In one of the letters, Screwtape expresses concern that Wormwood's "patient" has begun to develop humility. He is no longer self-confident. He is no longer making "lavish promises of perpetual virtue." He is simply hoping in daily, hourly grace.
"This is very bad," says Screwtape. Then he gives this bit of instruction:
"I see only one thing to do at the moment. Your patient has become humble; have you drawn attention to the fact? All virtues are less formidable to us once the man is aware that he has them, but this is specially true of humility. Catch him at the moment when he is really poor in spirit, and smuggle into his mind the gratifying reflection, 'By jove! I'm being humble,' and almost immediately pride--pride at his own humility--will appear. If he awakes to the danger and tries to smother this new form of pride, make him proud of his attempt--and so on, through as many stages as you please."

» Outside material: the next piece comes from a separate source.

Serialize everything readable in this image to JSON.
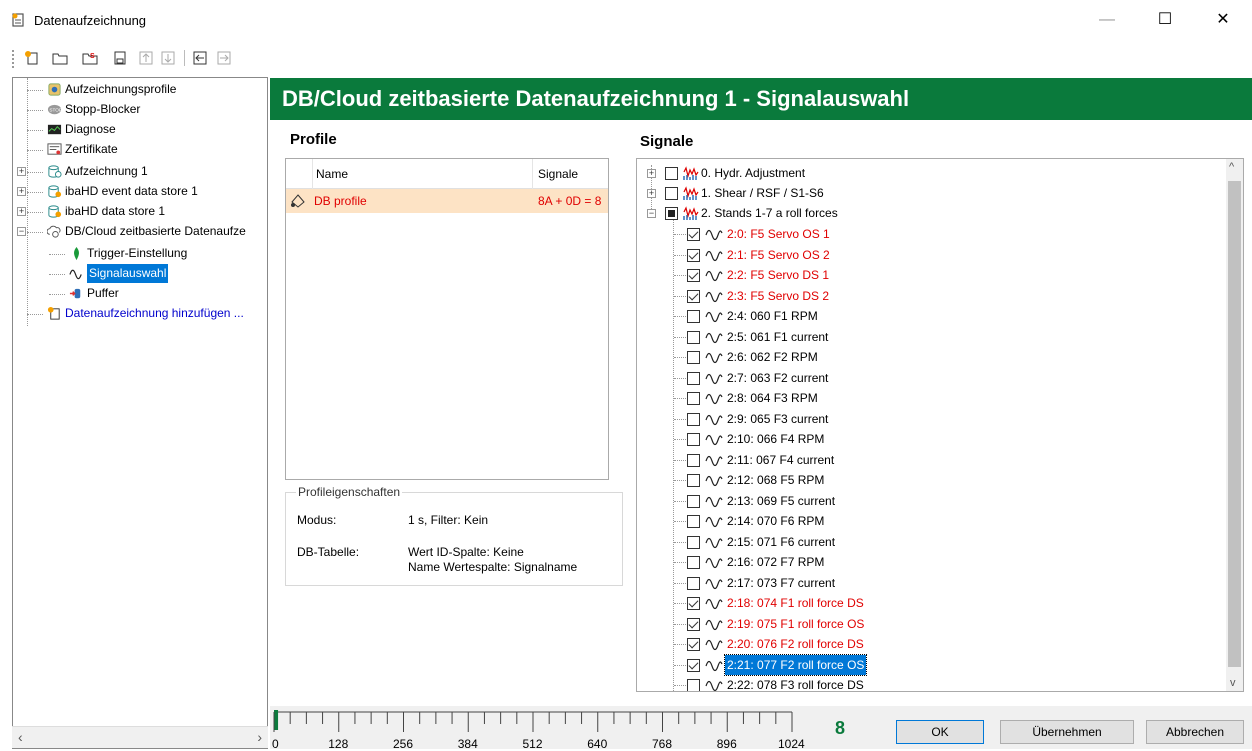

How many of us have fallen into this devilish trap! When we think we're actually starting to be humble, we gloat over it. This makes humility the most elusive virtue. We all know we should be humble, but as soon as we think we've got it, we've lost it. The only genuinely humble people don't realize it, because genuine humility is never self-conscious.
How, then, can we develop this virtue? I think it only comes when we consciously direct our attention to the Lord Himself. As John Piper writes,
"Is not the most effective way of bridling my delight in being made much of, to focus on making much of God? Self-denial and crucifixion of the flesh are essential, but O how easy it is to be made much of even for my self-denial! How shall this insidious motive of pleasure in being made much of be broken except through bending all my faculties to delight in the pleasure of making much of God!"
Have you bent all your faculties to delight in making much of God? Only when our boast is in Christ and His cross and nothing else will we become genuinely, unconsciously humble.
 C. S. Lewis, The Screwtape Letters (San Francisco, CA: HarperCollins, 2001) 69. John Piper, The Purifying Power of Living by Faith in Future Grace (Sisters, OR: Multnomah Books, 1995) 97.